One hundred is, indeed, the number of books—all of them having to do with religion and such; and all of them in the SSUC Library, there to be borrowed and pored over—that have been previewed and reviewed for you: a hundred have been pointed up as Featured Books in The Messenger and on the book room’s webpage [ssucedmonton.com/library]. Agnostic: A Spirited Manifesto, spotlighted just now, is #100. It’s taken four years of research and reading to reach this modest milestone, at one new book every fortnight. With more to come.
Now, maybe you haven’t read all of them. Maybe you haven’t read any of ’em. But they’re all there on the shelves in the Library & Lounge waiting to be laid hold of…plus close to 700 more such volumes. Even the hundred Featured Book assays [each of which is, incidentally, a readable 200 words in length] are preserved on the webpage, so you can get an inkling of what you’ll find between the covers of these works before you visit, browse, and borrow. And what a potpourri of writings you’ll discover! Consider just this sampling—each was featured:
What’s called “melancholic joy” was explored, as was doubt, the soul, new atheism, the Gnostic gospels, Living the Quaker Way; there’s even “a Toltec wisdom book”. Authors range from Desmond Tutu to Gretta Vosper, and from Simone Weil to David Hayward [aka, “the naked pastor”]. A handful of novels are underscored, from the irreverent Lamb: The Gospel According to Biff, Christ’s Childhood Pal, to Elie Wiesel’s dark Night.
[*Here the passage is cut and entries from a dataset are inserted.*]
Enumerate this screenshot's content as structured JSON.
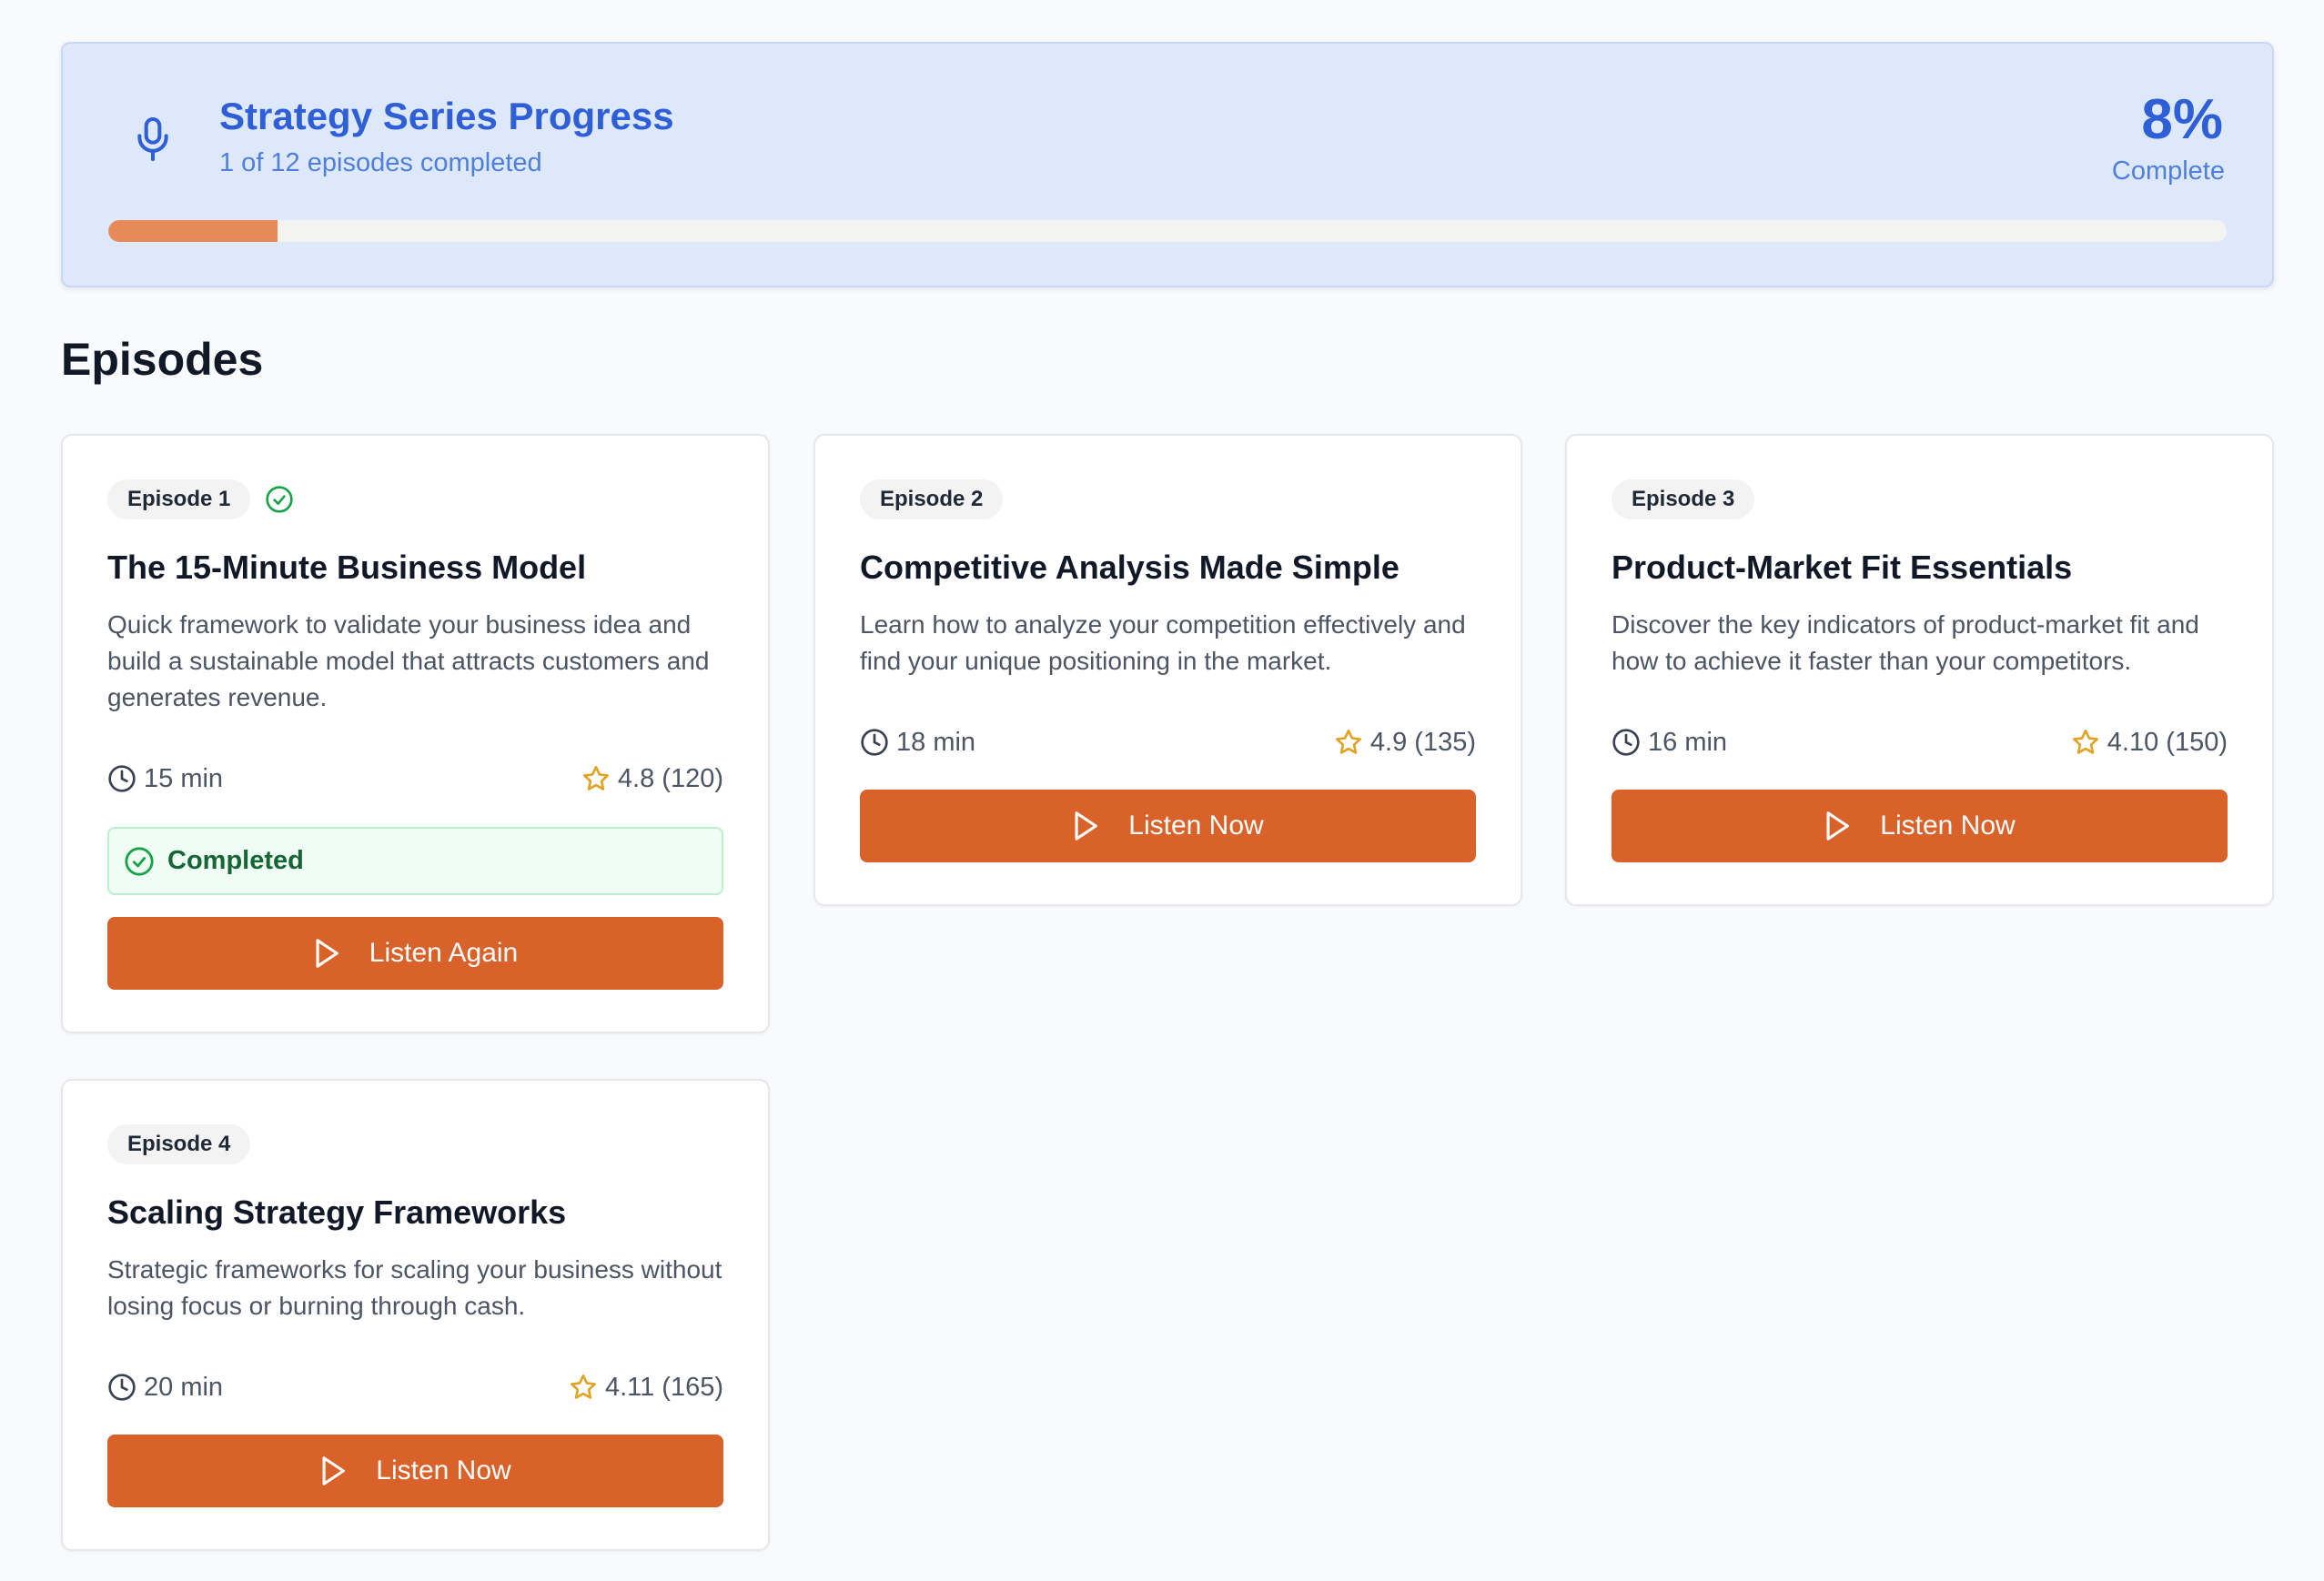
{
  "progress": {
    "title": "Strategy Series Progress",
    "subtitle": "1 of 12 episodes completed",
    "percent": "8%",
    "percent_label": "Complete",
    "fraction": 0.08,
    "icon": "microphone-icon"
  },
  "section_title": "Episodes",
  "colors": {
    "accent": "#d9622b",
    "progress_fill": "#e8895a",
    "progress_text": "#2f5fd6",
    "banner_bg": "#dde8fa",
    "success": "#16a34a",
    "star": "#e0a323"
  },
  "episodes": [
    {
      "badge": "Episode 1",
      "completed_icon": "check-circle-icon",
      "title": "The 15-Minute Business Model",
      "description": "Quick framework to validate your business idea and build a sustainable model that attracts customers and generates revenue.",
      "duration": "15 min",
      "rating": "4.8 (120)",
      "status": "Completed",
      "button": "Listen Again"
    },
    {
      "badge": "Episode 2",
      "title": "Competitive Analysis Made Simple",
      "description": "Learn how to analyze your competition effectively and find your unique positioning in the market.",
      "duration": "18 min",
      "rating": "4.9 (135)",
      "button": "Listen Now"
    },
    {
      "badge": "Episode 3",
      "title": "Product-Market Fit Essentials",
      "description": "Discover the key indicators of product-market fit and how to achieve it faster than your competitors.",
      "duration": "16 min",
      "rating": "4.10 (150)",
      "button": "Listen Now"
    },
    {
      "badge": "Episode 4",
      "title": "Scaling Strategy Frameworks",
      "description": "Strategic frameworks for scaling your business without losing focus or burning through cash.",
      "duration": "20 min",
      "rating": "4.11 (165)",
      "button": "Listen Now"
    }
  ]
}
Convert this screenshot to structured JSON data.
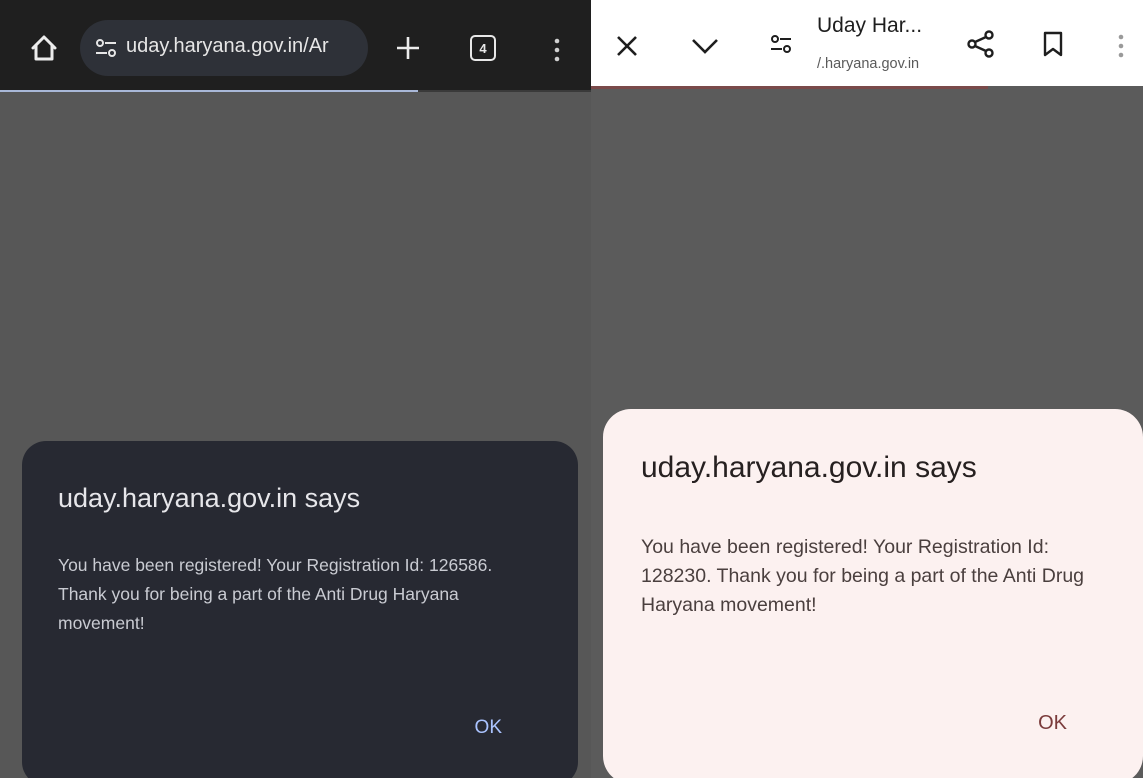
{
  "left_browser": {
    "omnibox_url": "uday.haryana.gov.in/Ar",
    "tab_count": "4",
    "dialog": {
      "title": "uday.haryana.gov.in says",
      "message": "You have been registered! Your Registration Id: 126586. Thank you for being a part of the Anti Drug Haryana movement!",
      "ok_label": "OK"
    },
    "icons": [
      "home-icon",
      "tune-icon",
      "plus-icon",
      "tab-switcher-icon",
      "more-vert-icon"
    ]
  },
  "right_browser": {
    "page_title": "Uday Har...",
    "url": "/.haryana.gov.in",
    "dialog": {
      "title": "uday.haryana.gov.in says",
      "message": "You have been registered! Your Registration Id: 128230. Thank you for being a part of the Anti Drug Haryana movement!",
      "ok_label": "OK"
    },
    "icons": [
      "close-icon",
      "chevron-down-icon",
      "tune-icon",
      "share-icon",
      "bookmark-icon",
      "more-vert-icon"
    ]
  },
  "colors": {
    "left_toolbar": "#1f1f1f",
    "left_dialog": "#272932",
    "left_ok": "#aac3ff",
    "scrim": "#575757",
    "right_dialog": "#fcf1f0",
    "right_ok": "#7a3b3b"
  }
}
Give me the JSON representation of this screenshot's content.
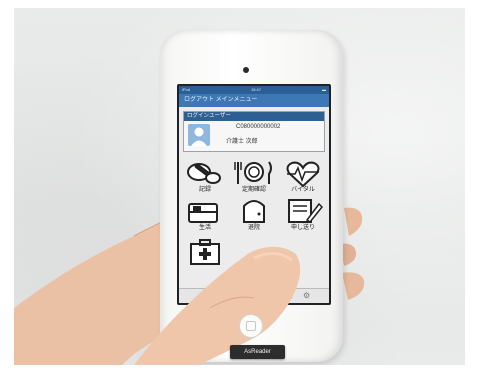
{
  "phone": {
    "statusbar": {
      "left": "iPod",
      "time": "15:47",
      "right": ""
    },
    "app_title": "ログアウト メインメニュー",
    "login": {
      "header": "ログインユーザー",
      "user_id": "C080000000002",
      "user_name": "介護士 次郎"
    },
    "menu_tiles": [
      {
        "label": "記録",
        "icon": "medication-icon"
      },
      {
        "label": "定期確認",
        "icon": "meal-icon"
      },
      {
        "label": "バイタル",
        "icon": "vital-heart-icon"
      },
      {
        "label": "生活",
        "icon": "bed-icon"
      },
      {
        "label": "退院",
        "icon": "door-icon"
      },
      {
        "label": "申し送り",
        "icon": "note-icon"
      },
      {
        "label": "",
        "icon": "medical-kit-icon"
      }
    ],
    "brand": "AsReader"
  },
  "colors": {
    "accent": "#3d77b4",
    "statusbar": "#2b5f98",
    "case": "#f7f7f5"
  }
}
John Robinson’s seminal Honest to God is commended, as is Viktor Frankl’s classic Man’s Search for Meaning, our own Nancy Steeves’ doctor of divinity thesis, and Dave Tomlinson’s impudent How to be a Bad Christian…and a Better Human Being, the very first Featured Book.
Of late in this research and reading, this was come upon: a July 8 posting from Religious News Service which enthused about a new documentary film, “Hello Bookstore”: “It is not about shopping, or even about reading,” the story’s subhead announced. “It is about having your soul touched.” This particular shop, not part of any chain, is in a small town in the Berkshires in Massachusetts. In one scene, the long-time owner, Matt Tannenbaum, notices a customer: “Look at the smile on that guy’s face,” he cheers. “He found a book.”
Come, find yours among the SSUC Library’s 100 Featured Books…or among the hundreds more in the collection worthy of feature. Choose rightly—your soul could be touched.